[Form 4] Ryerson Holding Corp Insider Trading Activity
James J. Claussen, Executive Vice President & Chief Financial Officer of Ryerson Holding Corp (RYI), reported the grant and accrual of restricted stock units (RSUs) and related dividend equivalent rights on 09/18/2025. Each RSU represents a contingent right to one share of common stock and the reported dividend equivalents were granted at $0 price. The filing shows cumulative beneficial ownership following the transactions of 4,149.637, 8,115.974 and 13,427.895 shares tied to RSU awards granted March 31, 2023, 2024 and 2025. The awards remain unvested with scheduled vesting dates through March 31, 2028. The form was signed by attorney-in-fact on 09/22/2025.
- Clear disclosure of RSU grants and dividend-equivalent accruals for the CFO with specific vesting dates
- Zero cash price reported for dividend equivalent rights indicating no cash outlay by the reporting person
- Vesting schedules provided through March 31, 2028, giving transparency on timing of potential share settlement
- Awarded RSUs represent contingent rights to common shares, which may increase outstanding share equivalents upon settlement
- Amounts are unvested and thus future issuance could dilute existing shareholders when settled
Insights
TL;DR: Executive received RSUs and accrued dividend equivalents totaling material share-equivalent amounts; impact appears routine and compensation-related.

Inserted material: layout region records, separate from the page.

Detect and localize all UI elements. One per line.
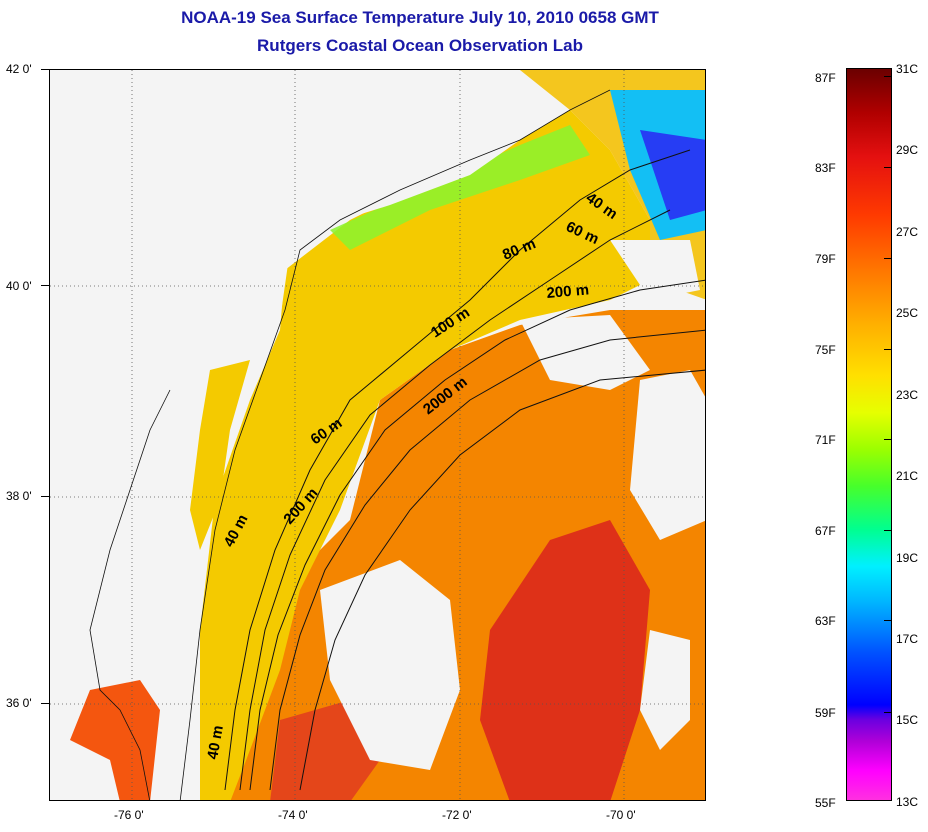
cbar-c-15: 15C bbox=[896, 713, 919, 727]
cbar-c-19: 19C bbox=[896, 551, 919, 565]
coastline bbox=[89, 89, 611, 800]
cbar-c-21: 21C bbox=[896, 469, 919, 483]
isobath-contours bbox=[224, 149, 705, 791]
lat-label-42: 42 0' bbox=[6, 62, 32, 76]
cbar-f-59: 59F bbox=[815, 706, 836, 720]
isobath-label-200m-north: 200 m bbox=[546, 281, 590, 302]
cbar-c-13: 13C bbox=[896, 795, 919, 809]
cbar-c-29: 29C bbox=[896, 143, 919, 157]
cbar-f-63: 63F bbox=[815, 614, 836, 628]
cbar-f-55: 55F bbox=[815, 796, 836, 810]
graticule bbox=[50, 70, 705, 800]
lat-label-38: 38 0' bbox=[6, 489, 32, 503]
lon-label-72: -72 0' bbox=[442, 808, 472, 822]
cbar-c-27: 27C bbox=[896, 225, 919, 239]
cbar-c-31: 31C bbox=[896, 62, 919, 76]
isobath-label-40m-south: 40 m bbox=[204, 724, 227, 761]
cbar-f-67: 67F bbox=[815, 524, 836, 538]
cbar-c-25: 25C bbox=[896, 306, 919, 320]
sst-map-svg: 40 m 60 m 80 m 200 m 100 m 2000 m 60 m 2… bbox=[50, 70, 705, 800]
cbar-f-83: 83F bbox=[815, 161, 836, 175]
cbar-f-87: 87F bbox=[815, 71, 836, 85]
lon-label-76: -76 0' bbox=[114, 808, 144, 822]
lat-label-36: 36 0' bbox=[6, 696, 32, 710]
title-line-2: Rutgers Coastal Ocean Observation Lab bbox=[257, 36, 583, 55]
cbar-c-17: 17C bbox=[896, 632, 919, 646]
lon-label-70: -70 0' bbox=[606, 808, 636, 822]
cbar-f-71: 71F bbox=[815, 433, 836, 447]
sst-colorbar bbox=[846, 68, 892, 801]
sst-map: 40 m 60 m 80 m 200 m 100 m 2000 m 60 m 2… bbox=[49, 69, 706, 801]
lon-label-74: -74 0' bbox=[278, 808, 308, 822]
lat-label-40: 40 0' bbox=[6, 279, 32, 293]
cbar-f-79: 79F bbox=[815, 252, 836, 266]
cbar-f-75: 75F bbox=[815, 343, 836, 357]
title-line-1: NOAA-19 Sea Surface Temperature July 10,… bbox=[181, 8, 659, 27]
cbar-c-23: 23C bbox=[896, 388, 919, 402]
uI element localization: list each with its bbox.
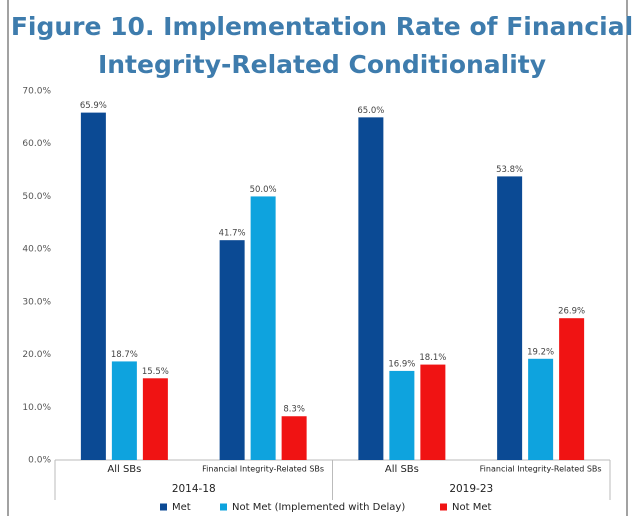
bar (111, 361, 137, 460)
y-tick-label: 20.0% (22, 350, 51, 360)
group-label: 2019-23 (449, 483, 493, 495)
bar (281, 416, 307, 460)
legend-swatch (220, 503, 227, 511)
group-label: 2014-18 (172, 483, 216, 495)
value-label: 41.7% (219, 229, 246, 239)
bar (389, 370, 415, 460)
y-tick-label: 70.0% (22, 87, 51, 97)
legend-label: Not Met (452, 502, 491, 513)
y-tick-label: 40.0% (22, 245, 51, 255)
value-label: 26.9% (558, 307, 585, 317)
x-tick-label: All SBs (107, 464, 141, 475)
bar (219, 240, 245, 460)
chart-title: Figure 10. Implementation Rate of Financ… (11, 12, 633, 41)
value-label: 53.8% (496, 165, 523, 175)
bar (358, 117, 384, 460)
y-tick-label: 10.0% (22, 403, 51, 413)
x-tick-label: Financial Integrity-Related SBs (480, 465, 602, 474)
chart-frame (7, 0, 628, 516)
bar (250, 196, 276, 460)
value-label: 19.2% (527, 347, 554, 357)
value-label: 16.9% (388, 359, 415, 369)
y-tick-label: 50.0% (22, 192, 51, 202)
legend-swatch (440, 503, 447, 511)
y-tick-label: 30.0% (22, 297, 51, 307)
value-label: 50.0% (250, 185, 277, 195)
y-tick-label: 0.0% (28, 456, 51, 466)
y-tick-label: 60.0% (22, 139, 51, 149)
bar (528, 358, 554, 460)
bar (80, 112, 106, 460)
x-tick-label: Financial Integrity-Related SBs (202, 465, 324, 474)
legend-swatch (160, 503, 167, 511)
value-label: 65.0% (357, 106, 384, 116)
value-label: 8.3% (283, 405, 305, 415)
bar (420, 364, 446, 460)
value-label: 18.7% (111, 350, 138, 360)
bar (559, 318, 585, 460)
legend-label: Met (172, 502, 191, 513)
x-tick-label: All SBs (385, 464, 419, 475)
chart-title: Integrity-Related Conditionality (98, 50, 546, 79)
bar (497, 176, 523, 460)
legend-label: Not Met (Implemented with Delay) (232, 502, 405, 513)
value-label: 15.5% (142, 367, 169, 377)
value-label: 18.1% (419, 353, 446, 363)
value-label: 65.9% (80, 101, 107, 111)
bar (142, 378, 168, 460)
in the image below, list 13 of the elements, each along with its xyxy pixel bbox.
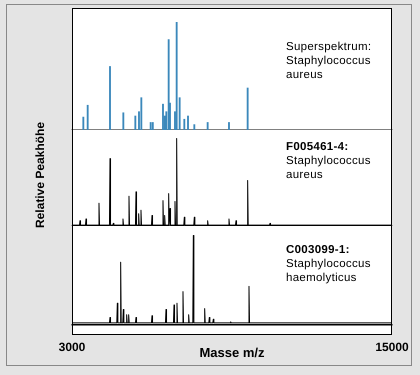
annotation: Superspektrum: — [286, 40, 372, 54]
annotation: aureus — [286, 68, 324, 82]
x-tick-label: 3000 — [58, 340, 86, 354]
text: C003099-1: — [286, 243, 351, 257]
annotation: aureus — [286, 168, 324, 182]
annotation: Staphylococcus — [286, 257, 371, 271]
annotation: Staphylococcus — [286, 54, 372, 68]
x-axis-title: Masse m/z — [199, 345, 265, 360]
y-axis-title: Relative Peakhöhe — [33, 122, 47, 228]
annotation: Staphylococcus — [286, 154, 371, 168]
annotation: haemolyticus — [286, 271, 358, 285]
chart-title: F005461-4: — [286, 140, 350, 154]
x-tick-label: 15000 — [375, 340, 410, 354]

The disclosure documents accrual and allocation of restricted stock units and dividend-equivalent rights to the CFO on 09/18/2025, with zero cash price and specified vesting through March 31, 2028. These awards increase the executive's contingent claim on common shares, shown as 4,149.637; 8,115.974; and 13,427.895 share-equivalents following the transactions. From a financial perspective this is a compensation expense and may lead to future share settlement but does not report cash consideration or exercised options. Impact on EPS or share count depends on settlement timing and company policy; the filing itself is a routine Section 16 disclosure.
TL;DR: The Form 4 reports customary equity compensation accruals for an officer, with clear vesting schedules and no indication of accelerated or unusual terms.
The Form 4 identifies James J. Claussen as EVP & CFO and records restricted stock units and related dividend equivalent rights that vest on set future dates (March 31, 2026; 2027; 2028). The filing explicitly states each RSU converts to one common share and that dividend equivalents vest proportionately. The disclosure is consistent with standard executive compensation governance practices and provides transparent vesting timelines; no departures from typical grant documentation are shown.